Essas empresas lucram – e muito – com esses dados e com a forma como eles passaram
a ser usados.
Cria-se,
assim, uma guerra de dados produzidos e manipulados de acordo com interesses de
quem paga a empresas ou pessoas para criarem informações e engatilharem essas
informações, como se fossem armas, para usuários em suas bolhas virtuais,
elegendo aqueles que tem uma força maior de alcance, comunicação e persuasão. Essas
informações determinam comportamentos, dos mais variados. Desde decisões econômicas
para comprar alguma coisa, até de decisões políticas para se votar, por
exemplo, em um determinado candidato. Não é de se admirar que, nos últimos
tempos, a expressão Fake News tem
sido tão difundida na Internet. Mais
do que difundida, tem sido usada como recurso para determinar e manipular informações
e comportamentos de pessoas, grupos de pessoas e até de nações inteiras.
São
informações que monopolizam a atenção das pessoas, fazendo com que elas
conheçam, pensem ou ajam de formas determinadas. Cada pessoa é alimentada com
verdades que desejam escutar. Em muitos casos, são verdades criadas não com a
intenção de dizerem a verdade, mas de dizerem falsas verdades. E é exatamente
isso que cria diversos níveis de polarização: um dos fenômenos mais dramáticos
do mundo na atualidade. Basta ver, direita e esquerda, cristãos e muçulmanos,
brancos e negros se alimentando, de forma descontrolada, com as próprias
verdades. Verdades manipuladas. E são essas verdades que crescem e são
alimentadas de uma tal forma dentro das pessoas, que elas passam a combater
quem pense ou aja diferente do que elas acreditam ser verdade.
Quem
ganha nesse mundo polarizado? Quem pagar mais para que os dados sejam
manipulados e produzir verdades tendenciosas. Ambos os lados pagam. Cria-se um
clima de divisão. A divisão, neste caso, tem a função de dominar. Divide-se
para dominar e conquistar. Essa foi a estratégia social e política usada pelo
imperador romano Cézar, por Felipe II da Macedônia. Maquiavel no Livro IV de
sua obra “A arte da guerra” disse que, para dominar uma nação, um comandante
precisa se esforçar ao máximo para dividir as forças do inimigo, seja fazendo-os
desconfiar dos homens que confiavam antes ou dando-lhe motivos para separar
suas forças, enfraquecendo-as.

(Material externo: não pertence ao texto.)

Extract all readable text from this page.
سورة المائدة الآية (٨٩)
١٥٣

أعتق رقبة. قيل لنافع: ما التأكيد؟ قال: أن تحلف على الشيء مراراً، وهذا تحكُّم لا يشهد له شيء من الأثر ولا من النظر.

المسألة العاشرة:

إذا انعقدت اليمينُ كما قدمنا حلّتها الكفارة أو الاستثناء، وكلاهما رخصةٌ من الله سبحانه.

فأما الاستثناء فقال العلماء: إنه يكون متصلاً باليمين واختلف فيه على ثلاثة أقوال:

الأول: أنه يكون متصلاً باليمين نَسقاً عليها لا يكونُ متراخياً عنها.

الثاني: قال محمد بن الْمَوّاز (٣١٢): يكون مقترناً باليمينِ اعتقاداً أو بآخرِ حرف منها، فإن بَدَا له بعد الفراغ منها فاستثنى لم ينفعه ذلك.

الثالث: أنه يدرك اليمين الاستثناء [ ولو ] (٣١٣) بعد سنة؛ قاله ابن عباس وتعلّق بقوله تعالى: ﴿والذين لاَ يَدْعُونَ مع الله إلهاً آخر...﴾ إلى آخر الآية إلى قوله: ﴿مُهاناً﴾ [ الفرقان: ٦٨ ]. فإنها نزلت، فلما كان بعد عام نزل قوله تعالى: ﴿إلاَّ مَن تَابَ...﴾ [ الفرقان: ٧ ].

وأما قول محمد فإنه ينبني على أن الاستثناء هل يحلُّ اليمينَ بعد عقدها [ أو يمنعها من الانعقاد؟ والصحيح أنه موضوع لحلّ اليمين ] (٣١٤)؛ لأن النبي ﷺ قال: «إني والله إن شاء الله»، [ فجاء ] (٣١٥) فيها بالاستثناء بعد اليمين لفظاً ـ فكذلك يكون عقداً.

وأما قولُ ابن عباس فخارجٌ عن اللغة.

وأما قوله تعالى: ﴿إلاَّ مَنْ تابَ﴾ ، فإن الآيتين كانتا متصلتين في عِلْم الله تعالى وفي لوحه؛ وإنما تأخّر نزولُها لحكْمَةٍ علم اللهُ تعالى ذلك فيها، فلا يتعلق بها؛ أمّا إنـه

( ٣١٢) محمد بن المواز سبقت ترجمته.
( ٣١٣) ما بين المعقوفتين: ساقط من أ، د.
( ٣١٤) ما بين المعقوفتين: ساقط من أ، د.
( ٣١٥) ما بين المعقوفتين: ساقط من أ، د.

A estratégia de dividir para dominar tem sido,
ao longo da história, usada e atribuída a diversos soberanos e tiranos. E
parece que, na atualidade da era digital, tal estratégia não somente se repete,
como se intensifica e se amplia, através das informações que cada usuário da Internet produz em forma de dados. Tais
dados se tornam armas de conquista, na medida em que passam a ser usados,
estrategicamente, com a finalidade de neutralizar aquilo que o ser humano tem
de mais caro: seus direitos.
Nesse
ambiente manipulado, Direitos Humanos são violados, muitas vezes sem ser percebido:
o direito à informação; o direito de consumir com transparência e de ter
clareza em relação a como suas informações são usadas; o direito de liberdade;
o direito de propriedade, afinal de contas dados pessoais são propriedades. As
pessoas passaram a compartilhar seus dados na Internet sem ter direito sobre
eles. Perdem sua liberdade no momento da compra, do consumo, do voto. Sua
dignidade, não só como cidadãos, mas como Seres Humanos, está em risco.
Foi
isso que determinados setores de nações democraticamente avançadas, como os Estados
Unidos e Inglaterra, perceberam: que o universo de dados da Internet começou a ser usado para
manipular a opinião pública. E eles perceberam isso quando seu senso
democrático, através da política eleitoral, passou a correr riscos, como aconteceu
no caso de vazamento e uso indevido de informações de usuários da Rede Social Facebook pela empresa inglesa Cambridge Analytica, para orientar
campanhas políticas como a do atual presidente norte americano Donald Trump ou
da campanha Brexit, que pauta a saída
do Reino Unido da União Europeia. São dois exemplos claros sobre os problemas
que tais manipulações de dados, através da disseminação de algoritmos no
cotidiano das pessoas, podem colocar em risco até mesmo o processo democrático
de um país.
Em
outros casos, o uso indiscriminado e manipulado de algoritmos passaram a
reproduzir até preconceitos na Internet,
como foi o caso descoberto por uma pesquisa conduzida pela professora Latanya
Sweeney, da Universidade de Harvard, que
concluir que a empresa Google,
através de seus serviços de pesquisa, apresenta resultados com viés racista,
dependendo da pesquisa feita pelo usuário. Segundo o estudo feito, ao pesquisar
por nomes de origem afrodescendente, é frequente o usuário começar a ver
anúncios direcionados a pessoas que tenham sido presas recentemente ou cometido
algum tipo de crime. Estes resultados apareceram com uma frequência 25% maior
com nomes de famílias negras. Já com nomes 'brancos', estes anúncios
diminuíram. Segundo a professora responsável pelo estudo feito, existe 1% de
chance que os resultados tenham sido por um acaso. É obvio que, não
necessariamente, o programador do código seja racista. Mas o algoritmo usado,
que reflete e reproduz o que acontece em nosso mundo, através de nossas
interações e dados, também pode refletir e ampliar preconceitos existente em
nossa sociedade.
Como
todo avanço tecnológico, as sociedades precisam acompanhar esses fenômenos
produzidos pela manipulação de dados e tecnologias digitais, de modo que os
interesses sociais e os direitos humanos das pessoas e usuários sejam
protegidos e garantidos. Existe a necessidade de ações institucionais, que passem
pela criação de políticas públicas e leis que garantam os direitos do usuário.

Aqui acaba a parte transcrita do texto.